Just another of Milk Snatcher Maggie Thatcher’s little poison pills.
And yes, it should all be renationalised. They haven’t kept up with demand at any point.
Another example is Severn Trent.
They were releasing so much shit into the local nature reserve, that they have actually had to do something about it.
And that something is “building a big pipe so they can dump it directly into the Trent.” They’ve already hacked down a load of trees to make room for it.
Even to an American where we have tons of privatized utilities this is a bit shocking to me. I haven’t really heard of privately owned water companies before. Although my region is a bit more into public ownership than most I guess. We have private gas supply and private internet but other utilities are public.
Predictably, those two are fucking awful and the other services run just fine. But the next town over has private electricity and it’s a total disaster.
I can see why Thatcher has such a poor reputation now.
Yes. Thatcher sold it off in '89, and since then the private monopolies have accumulated ~£60bn of debts and paid out ~£58bn in dividends. Now they’re arguing with the regulator that they should be allowed to pay out more dividends, increase customer fees by 40% and not have to pay as much in fines for dumping raw sewage because otherwise the companies are “uninvestable” and they won’t be able to raise the money to pay their debts and will collapse.
It sounds like kind of an emergency situation, where concurrent breakdowns of infrastructure led to an existing sewage station being overwhelmed. The sewage had to be hauled away, and the argument is over whether dumping it in the ocean was reasonable or whether it was viable to haul it to another sewage station.
But whatever the outcome, it doesn’t sound like it’s something that one would expect to occur on a regular basis. That is, it’s not like, say, a combined sewer that intrinsically needs to dump untreated sewage into waterways when it’s particularly rainy (or, rather, I don’t know whether this particular sewer was a combined sewer, but the specific problem that led to the trucks dumping sewage relied upon breakdowns).
Its added that even during the peak summer holiday season, South West Water and other firms have no duty to meet certain water quality standards.
“woah, woah, we’re a sewage company, we dump sewage. we’re not a clean water company. So what duty could we possibly have to dump sewage in a responsible manner?”
The defence states: “Even during the bathing season, there is no absolute right to swim each day.”

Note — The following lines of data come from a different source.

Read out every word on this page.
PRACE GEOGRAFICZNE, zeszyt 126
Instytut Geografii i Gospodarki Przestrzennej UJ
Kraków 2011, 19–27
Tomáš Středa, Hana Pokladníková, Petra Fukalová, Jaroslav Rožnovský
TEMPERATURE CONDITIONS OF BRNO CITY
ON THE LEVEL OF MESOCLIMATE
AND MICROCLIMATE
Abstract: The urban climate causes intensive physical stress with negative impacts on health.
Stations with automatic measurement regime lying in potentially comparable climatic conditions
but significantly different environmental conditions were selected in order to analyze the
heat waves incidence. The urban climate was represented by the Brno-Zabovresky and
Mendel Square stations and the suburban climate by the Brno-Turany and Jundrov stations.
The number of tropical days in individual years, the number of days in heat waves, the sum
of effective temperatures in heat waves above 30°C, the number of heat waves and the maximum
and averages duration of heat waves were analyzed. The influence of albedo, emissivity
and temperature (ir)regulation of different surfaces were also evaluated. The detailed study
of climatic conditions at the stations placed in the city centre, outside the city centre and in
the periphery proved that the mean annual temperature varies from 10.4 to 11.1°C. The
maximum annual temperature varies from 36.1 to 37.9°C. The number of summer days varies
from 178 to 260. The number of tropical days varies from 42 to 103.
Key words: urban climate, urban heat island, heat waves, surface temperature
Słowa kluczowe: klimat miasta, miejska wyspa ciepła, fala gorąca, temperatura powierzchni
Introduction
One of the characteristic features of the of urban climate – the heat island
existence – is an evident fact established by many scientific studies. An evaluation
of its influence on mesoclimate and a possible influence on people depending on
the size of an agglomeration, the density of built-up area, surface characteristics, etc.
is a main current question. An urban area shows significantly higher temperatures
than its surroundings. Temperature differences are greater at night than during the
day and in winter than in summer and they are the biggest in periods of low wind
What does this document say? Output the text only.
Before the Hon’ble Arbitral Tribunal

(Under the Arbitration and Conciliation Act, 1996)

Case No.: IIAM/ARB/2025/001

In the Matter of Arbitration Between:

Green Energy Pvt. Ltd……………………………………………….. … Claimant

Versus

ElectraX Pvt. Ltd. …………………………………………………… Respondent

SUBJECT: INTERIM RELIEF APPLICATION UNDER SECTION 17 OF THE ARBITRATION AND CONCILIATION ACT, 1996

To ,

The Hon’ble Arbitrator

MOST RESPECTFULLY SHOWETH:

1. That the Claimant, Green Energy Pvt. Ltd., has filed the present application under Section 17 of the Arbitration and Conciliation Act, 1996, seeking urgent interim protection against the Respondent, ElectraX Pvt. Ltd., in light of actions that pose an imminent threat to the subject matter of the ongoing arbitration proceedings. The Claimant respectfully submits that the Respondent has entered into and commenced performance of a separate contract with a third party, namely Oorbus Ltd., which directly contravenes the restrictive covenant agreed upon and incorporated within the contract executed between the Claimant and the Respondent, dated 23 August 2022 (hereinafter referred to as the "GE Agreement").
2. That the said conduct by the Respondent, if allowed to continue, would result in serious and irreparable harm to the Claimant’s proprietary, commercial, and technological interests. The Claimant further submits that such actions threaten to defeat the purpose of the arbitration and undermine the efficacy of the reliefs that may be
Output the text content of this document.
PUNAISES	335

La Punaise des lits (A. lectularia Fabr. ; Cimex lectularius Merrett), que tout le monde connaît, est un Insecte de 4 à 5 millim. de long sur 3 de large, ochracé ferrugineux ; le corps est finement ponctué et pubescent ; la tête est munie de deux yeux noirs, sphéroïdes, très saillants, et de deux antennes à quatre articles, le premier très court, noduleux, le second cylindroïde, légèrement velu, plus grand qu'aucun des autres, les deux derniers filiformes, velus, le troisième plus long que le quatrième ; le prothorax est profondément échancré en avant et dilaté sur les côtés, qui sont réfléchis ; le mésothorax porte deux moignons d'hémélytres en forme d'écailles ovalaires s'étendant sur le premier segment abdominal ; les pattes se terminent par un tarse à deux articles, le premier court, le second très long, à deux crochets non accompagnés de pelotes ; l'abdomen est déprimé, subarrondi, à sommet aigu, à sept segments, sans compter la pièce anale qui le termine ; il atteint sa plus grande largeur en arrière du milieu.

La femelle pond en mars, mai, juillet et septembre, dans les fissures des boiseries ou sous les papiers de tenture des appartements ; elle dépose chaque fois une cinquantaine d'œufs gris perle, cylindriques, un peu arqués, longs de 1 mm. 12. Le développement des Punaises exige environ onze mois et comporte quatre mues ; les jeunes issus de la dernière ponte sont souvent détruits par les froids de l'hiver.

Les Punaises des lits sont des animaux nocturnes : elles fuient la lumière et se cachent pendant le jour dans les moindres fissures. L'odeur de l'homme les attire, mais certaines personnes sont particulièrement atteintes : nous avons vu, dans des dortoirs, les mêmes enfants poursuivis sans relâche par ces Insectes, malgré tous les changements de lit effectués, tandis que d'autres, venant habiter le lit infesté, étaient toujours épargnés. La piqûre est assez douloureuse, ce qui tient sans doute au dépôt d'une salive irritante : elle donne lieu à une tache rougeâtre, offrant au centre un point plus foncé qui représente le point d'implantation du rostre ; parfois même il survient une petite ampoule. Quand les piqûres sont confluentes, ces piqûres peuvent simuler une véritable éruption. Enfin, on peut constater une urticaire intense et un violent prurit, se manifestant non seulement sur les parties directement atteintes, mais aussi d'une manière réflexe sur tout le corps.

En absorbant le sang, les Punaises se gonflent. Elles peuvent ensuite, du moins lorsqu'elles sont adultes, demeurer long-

“you also don’t have an absolute right to walk on a public road, that’s where we’ll be dumping sewage next”
South West Water said it is the responsibility of the Government and the EA to ensure clean water, not the water companies that manage the nation’s rivers and coastline.
“Not our job to clean water, you want the Government. We’re just supposed to manage the water near the shore, so we dump all the sewage about a foot past where our jurisdiction stops. See? no problem!”